In the tropical rainforest of Uganda’s Kibale National Park, a young female chimpanzee seems to have adopted a stick. She’s holding it close to her abdomen and carrying it with her everywhere she goes. In a new study, the first to document this behavior in the wild, researchers argue that stick cradling may be akin to human children playing with dolls. And because the team observed it far more frequently in female chimps, the findings suggest that certain gender-specific behaviors are hard-wired.
Making the observations was no easy task. Harvard University primatologist Richard Wrangham and colleagues spent 12 hours a day—much of it crouched behind vegetation—tracking a group of 68 chimps through thick rainforest. During the study period, they observed about 300 instances of chimps picking up sticks. In 40% of cases, the chimps cradled the sticks in the crook of their arm or tucked between their abdomen and thigh (see picture), whereas the rest of the time they used sticks to probe trees and fight each other. More than three-quarters of the stick cradlers were female, the team reports online today in Current Biology. Females were also 10 times more likely to use the sticks as tools than males were—the first time such a large disparity has been reported.

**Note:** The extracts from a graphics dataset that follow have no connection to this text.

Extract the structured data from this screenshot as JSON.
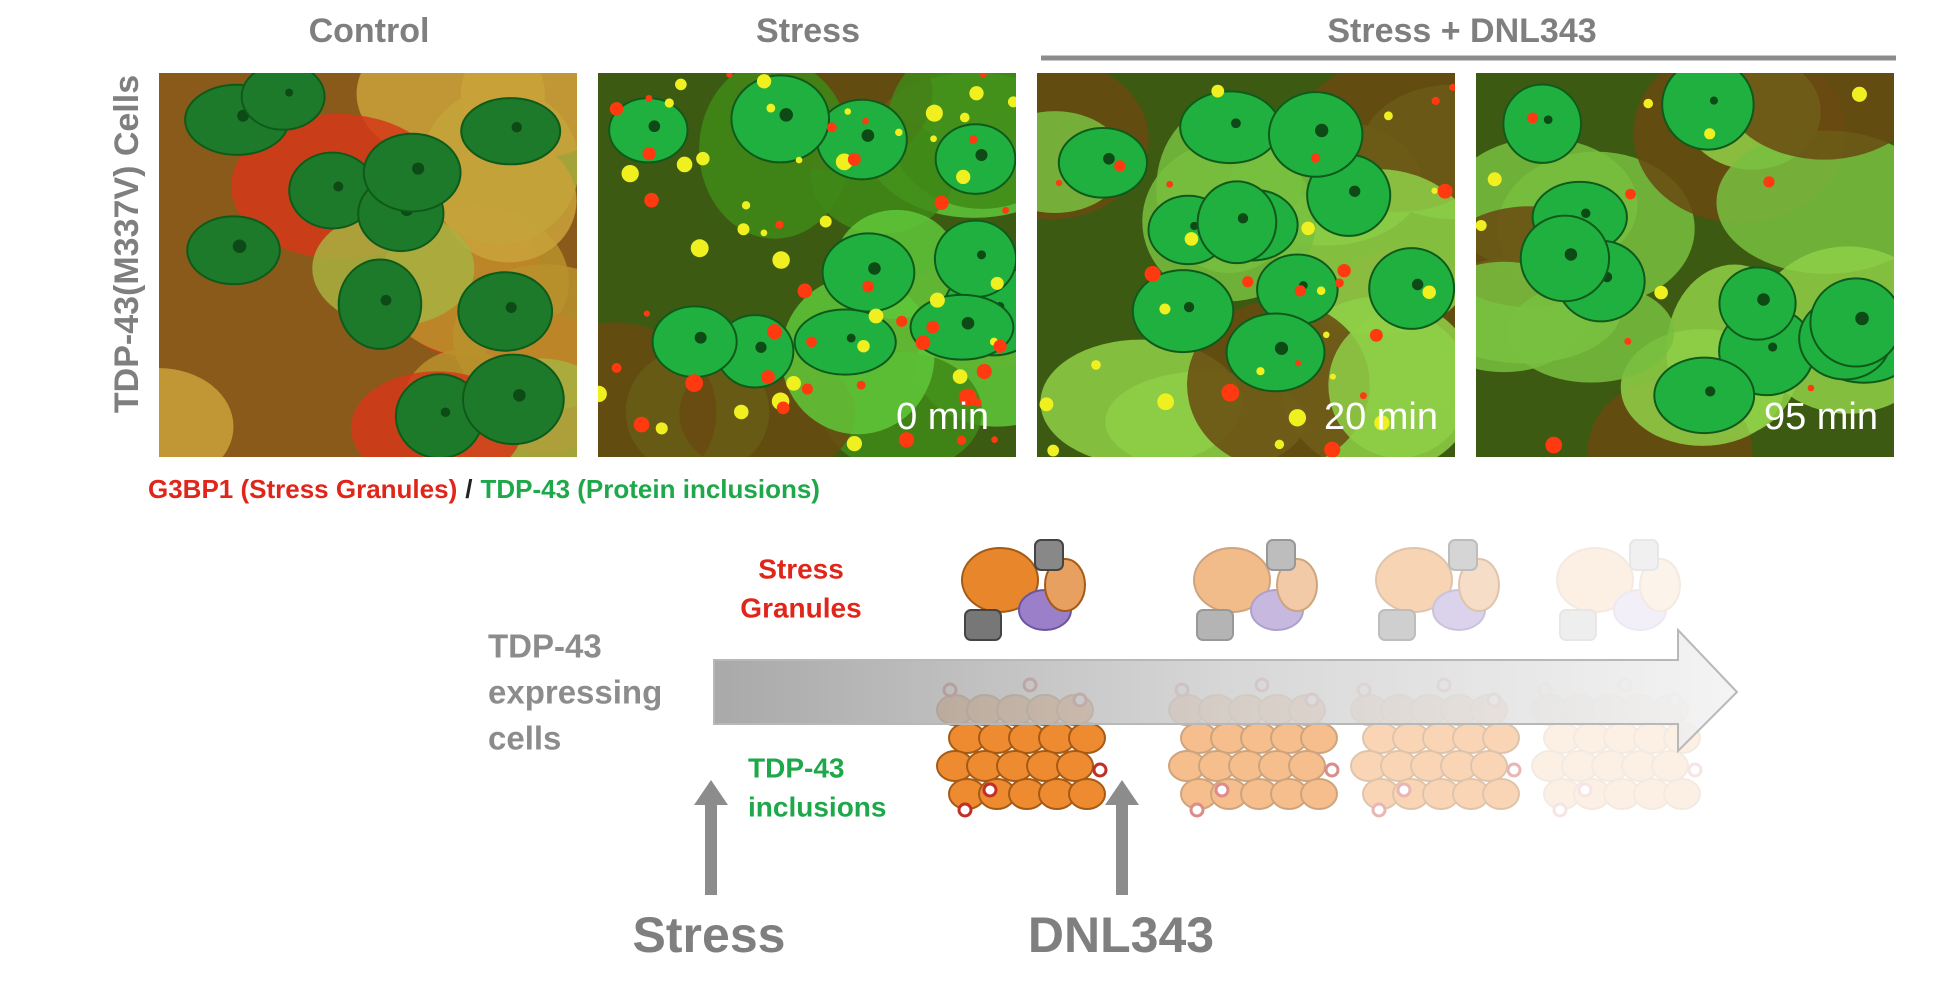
{
  "panels": {
    "headers": [
      "Control",
      "Stress",
      "Stress + DNL343"
    ],
    "row_label": "TDP-43(M337V) Cells",
    "time_labels": [
      "0 min",
      "20 min",
      "95 min"
    ]
  },
  "legend": {
    "red": "G3BP1 (Stress Granules)",
    "separator": "/",
    "green": "TDP-43 (Protein inclusions)"
  },
  "diagram": {
    "start_label": [
      "TDP-43",
      "expressing",
      "cells"
    ],
    "granules_label": [
      "Stress",
      "Granules"
    ],
    "inclusions_label": [
      "TDP-43",
      "inclusions"
    ],
    "triggers": [
      "Stress",
      "DNL343"
    ]
  }
}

Wrangham says stick cradling reminded him of doll play in girls. And because chimp mothers don’t play with sticks, young female chimps probably aren’t learning the behavior from watching their moms. Instead, it may be hard-wired. Given the close evolutionary relationship between chimps and humans, the implication is that doll playing and other gender-specific behaviors seen in young human children may be hard-wired as well, he says.
Rebecca Jordan-Young isn’t willing to go that far. A sociomedical scientist who studies sex, gender, and sexuality at Barnard College in New York City, Jordan-Young says she doesn’t think anyone should draw sweeping interpretations about innate differences between the sexes from this study. She says that the researchers cannot rule out that females carry sticks because they are mimicking the behavior of other adolescent females. It could also just be a cultural fad.
In addition, Jordan-Young questions the emphasis the authors placed on the doll-carrying observations. Just as intriguing, she says, is the fact that female chimps use tools much more often than males do. But those types of findings, she says, don’t grab headlines.